Cette efficacité contextuelle révèle également autre chose à l’œuvre. Et c’est que l’influence ne vient pas d’une domination narrative universelle mais de l’alignement sur les réalités et les besoins locaux. Le modèle chinois – prévisible, à long terme et axé sur les résultats – optimise l’étendue des relations dans le monde en développement, où se concentrent la croissance démographique et la dynamique économique.
Des ressources substantielles ont notamment été consacrées à des contre-discours ciblant la Chine. Le Congrès américain a autorisé un financement important pour des initiatives visant à mettre en lumière les inquiétudes concernant la Chine par le biais de campagnes d’information, de diffusion et d’efforts de diplomatie publique. Pourtant, les résultats du Pew suggèrent que ces dépenses n’ont pas inversé la tendance plus large dans de nombreux pays clés. Les actions et la cohérence semblent plus convaincantes que les critiques amplifiées lorsque les réalités sur le terrain s’écartent du message.
L’hyperbole, aussi éloquente soit-elle, peine à se confronter lorsque l’expérience quotidienne raconte une histoire différente. Des changements irréguliers dans l’orientation politique ou une dépendance excessive à l’égard d’un cadre dramatique peuvent éroder la crédibilité au fil du temps. La stabilité « ennuyeuse » de la Chine évite ce piège. En gardant les attentes mesurées et en se concentrant sur des projets exécutables, cela permet aux partenaires de juger par eux-mêmes des résultats. Les peuples et les nations touchés font facilement la distinction entre un discours convaincant et une prestation cohérente.

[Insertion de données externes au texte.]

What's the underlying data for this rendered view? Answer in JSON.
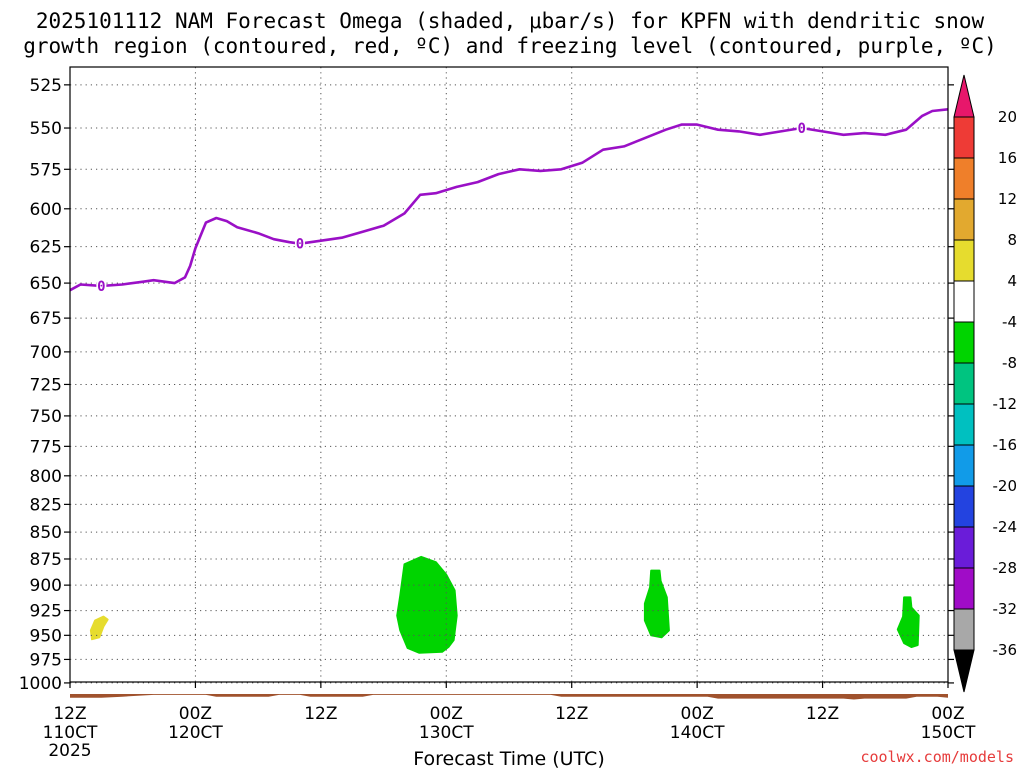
{
  "title_lines": [
    "2025101112 NAM Forecast Omega (shaded, μbar/s) for KPFN with dendritic snow",
    "growth region (contoured, red, ºC) and freezing level (contoured, purple, ºC)"
  ],
  "credit": "coolwx.com/models",
  "colors": {
    "freezing_line": "#9a10c6",
    "ground": "#a0522d",
    "omega_green": "#00d400",
    "omega_yellow": "#e6dc2e",
    "grid": "#555555"
  },
  "chart_data": {
    "type": "area",
    "xlabel": "Forecast Time (UTC)",
    "x_ticks": [
      {
        "hour": 0,
        "label": "12Z",
        "sub": "110CT",
        "sub2": "2025"
      },
      {
        "hour": 12,
        "label": "00Z",
        "sub": "120CT"
      },
      {
        "hour": 24,
        "label": "12Z",
        "sub": ""
      },
      {
        "hour": 36,
        "label": "00Z",
        "sub": "130CT"
      },
      {
        "hour": 48,
        "label": "12Z",
        "sub": ""
      },
      {
        "hour": 60,
        "label": "00Z",
        "sub": "140CT"
      },
      {
        "hour": 72,
        "label": "12Z",
        "sub": ""
      },
      {
        "hour": 84,
        "label": "00Z",
        "sub": "150CT"
      }
    ],
    "x_range_hours": [
      0,
      84
    ],
    "y_ticks": [
      525,
      550,
      575,
      600,
      625,
      650,
      675,
      700,
      725,
      750,
      775,
      800,
      825,
      850,
      875,
      900,
      925,
      950,
      975,
      1000
    ],
    "y_range_mb": [
      515,
      1012
    ],
    "y_scale": "log",
    "grid": true,
    "freezing_level": {
      "label": "0",
      "label_hours": [
        3,
        22,
        70
      ],
      "points": [
        [
          0,
          655
        ],
        [
          1,
          651
        ],
        [
          3,
          652
        ],
        [
          5,
          651
        ],
        [
          7,
          649
        ],
        [
          8,
          648
        ],
        [
          10,
          650
        ],
        [
          11,
          646
        ],
        [
          11.5,
          638
        ],
        [
          12,
          626
        ],
        [
          13,
          609
        ],
        [
          14,
          606
        ],
        [
          15,
          608
        ],
        [
          16,
          612
        ],
        [
          18,
          616
        ],
        [
          19.5,
          620
        ],
        [
          21,
          622
        ],
        [
          22,
          623
        ],
        [
          24,
          621
        ],
        [
          26,
          619
        ],
        [
          28,
          615
        ],
        [
          30,
          611
        ],
        [
          32,
          603
        ],
        [
          33.5,
          591
        ],
        [
          35,
          590
        ],
        [
          37,
          586
        ],
        [
          39,
          583
        ],
        [
          41,
          578
        ],
        [
          43,
          575
        ],
        [
          45,
          576
        ],
        [
          47,
          575
        ],
        [
          49,
          571
        ],
        [
          51,
          563
        ],
        [
          53,
          561
        ],
        [
          55,
          556
        ],
        [
          57,
          551
        ],
        [
          58.5,
          548
        ],
        [
          60,
          548
        ],
        [
          62,
          551
        ],
        [
          64,
          552
        ],
        [
          66,
          554
        ],
        [
          68,
          552
        ],
        [
          70,
          550
        ],
        [
          72,
          552
        ],
        [
          74,
          554
        ],
        [
          76,
          553
        ],
        [
          78,
          554
        ],
        [
          80,
          551
        ],
        [
          81.5,
          543
        ],
        [
          82.5,
          540
        ],
        [
          84,
          539
        ]
      ]
    },
    "ground_surface": {
      "points": [
        [
          0,
          1016
        ],
        [
          3,
          1016
        ],
        [
          5,
          1015
        ],
        [
          8,
          1013
        ],
        [
          13,
          1013
        ],
        [
          14,
          1015
        ],
        [
          19,
          1015
        ],
        [
          20,
          1013
        ],
        [
          22,
          1013
        ],
        [
          23,
          1015
        ],
        [
          28,
          1015
        ],
        [
          29,
          1013
        ],
        [
          46,
          1013
        ],
        [
          47,
          1015
        ],
        [
          61,
          1015
        ],
        [
          62,
          1017
        ],
        [
          74,
          1017
        ],
        [
          75,
          1018
        ],
        [
          76,
          1017
        ],
        [
          80,
          1017
        ],
        [
          81,
          1015
        ],
        [
          83,
          1015
        ],
        [
          84,
          1016
        ]
      ]
    },
    "omega_regions": [
      {
        "value_range": "4 to 8",
        "color": "#e6dc2e",
        "points": [
          [
            2.0,
            945
          ],
          [
            2.4,
            935
          ],
          [
            3.2,
            931
          ],
          [
            3.6,
            934
          ],
          [
            3.2,
            941
          ],
          [
            2.8,
            952
          ],
          [
            2.1,
            954
          ]
        ]
      },
      {
        "value_range": "-8 to -4",
        "color": "#00d400",
        "points": [
          [
            32.0,
            880
          ],
          [
            33.6,
            873
          ],
          [
            35.0,
            878
          ],
          [
            36.0,
            890
          ],
          [
            36.8,
            905
          ],
          [
            37.0,
            930
          ],
          [
            36.7,
            955
          ],
          [
            36.2,
            962
          ],
          [
            35.6,
            967
          ],
          [
            33.4,
            968
          ],
          [
            32.3,
            963
          ],
          [
            31.6,
            945
          ],
          [
            31.3,
            930
          ],
          [
            31.6,
            910
          ]
        ]
      },
      {
        "value_range": "-8 to -4",
        "color": "#00d400",
        "points": [
          [
            55.6,
            886
          ],
          [
            56.4,
            886
          ],
          [
            56.5,
            896
          ],
          [
            57.1,
            912
          ],
          [
            57.3,
            945
          ],
          [
            56.6,
            952
          ],
          [
            55.6,
            950
          ],
          [
            55.0,
            935
          ],
          [
            55.0,
            918
          ],
          [
            55.5,
            902
          ]
        ]
      },
      {
        "value_range": "-8 to -4",
        "color": "#00d400",
        "points": [
          [
            79.8,
            912
          ],
          [
            80.4,
            912
          ],
          [
            80.5,
            922
          ],
          [
            81.2,
            930
          ],
          [
            81.1,
            960
          ],
          [
            80.5,
            962
          ],
          [
            79.8,
            958
          ],
          [
            79.2,
            944
          ],
          [
            79.7,
            931
          ]
        ]
      }
    ],
    "colorbar": {
      "labels": [
        "20",
        "16",
        "12",
        "8",
        "4",
        "-4",
        "-8",
        "-12",
        "-16",
        "-20",
        "-24",
        "-28",
        "-32",
        "-36"
      ],
      "colors": [
        "#e7176b",
        "#ee3b36",
        "#ef7f2a",
        "#e2a92f",
        "#e6dc2e",
        "#ffffff",
        "#00d400",
        "#00c480",
        "#00c0c0",
        "#119be8",
        "#2343e0",
        "#6a1cd9",
        "#a00cc7",
        "#a8a8a8",
        "#000000"
      ]
    }
  }
}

La réalité l’emporte sur l’hyperbole à long terme.
L’approche chinoise ne cherche pas à conquérir tous les publics ni à convertir tous les sceptiques. Ce n’est pas nécessaire. En redoublant d’efforts sur ce qu’elle fait de mieux – un engagement économique soutenu, l’échelle des infrastructures et la continuité rhétorique – elle élargit progressivement son cercle de partenaires pragmatiques. C’est la patience civilisationnelle en pratique ; c’est la reconnaissance du fait qu’une influence durable naît de résultats cumulatifs plutôt que de victoires narratives quotidiennes.
Les observateurs occidentaux critiquent souvent la qualité des communications chinoises. Il y a une certaine vérité dans cette évaluation, même si nous assistons à l’émergence de communications plus audacieuses de la part d’une cohorte émergente de jeunes journalistes et influenceurs. Pourtant, les données sur les attitudes mondiales de 2026 invitent à une réflexion humiliante : l’efficacité n’exige pas toujours de la virtuosité en matière de publicité. Parfois, se montrer cohérent, respecter ses engagements et laisser parler les ports, les chemins de fer et les statistiques commerciales s’avère plus convaincant à long terme.
À mesure que le paysage international évolue vers une plus grande multipolarité, cette philosophie du « stable à mesure qu’elle avance » mérite une étude plus approfondie. Cela n’éblouit peut-être pas, mais cela s’accumule. Dans un monde las des grandes promesses et des scénarios changeants, les progrès tangibles réalisés sans fanfare présentent un attrait distinctif, en particulier pour les nations soucieuses de construire leur propre avenir selon leurs propres conditions. L’accueil croissant réservé à la Chine dans des régions clés démontre que des actions, soutenues dans le temps, peuvent en effet être plus éloquentes que les paroles les plus sophistiquées.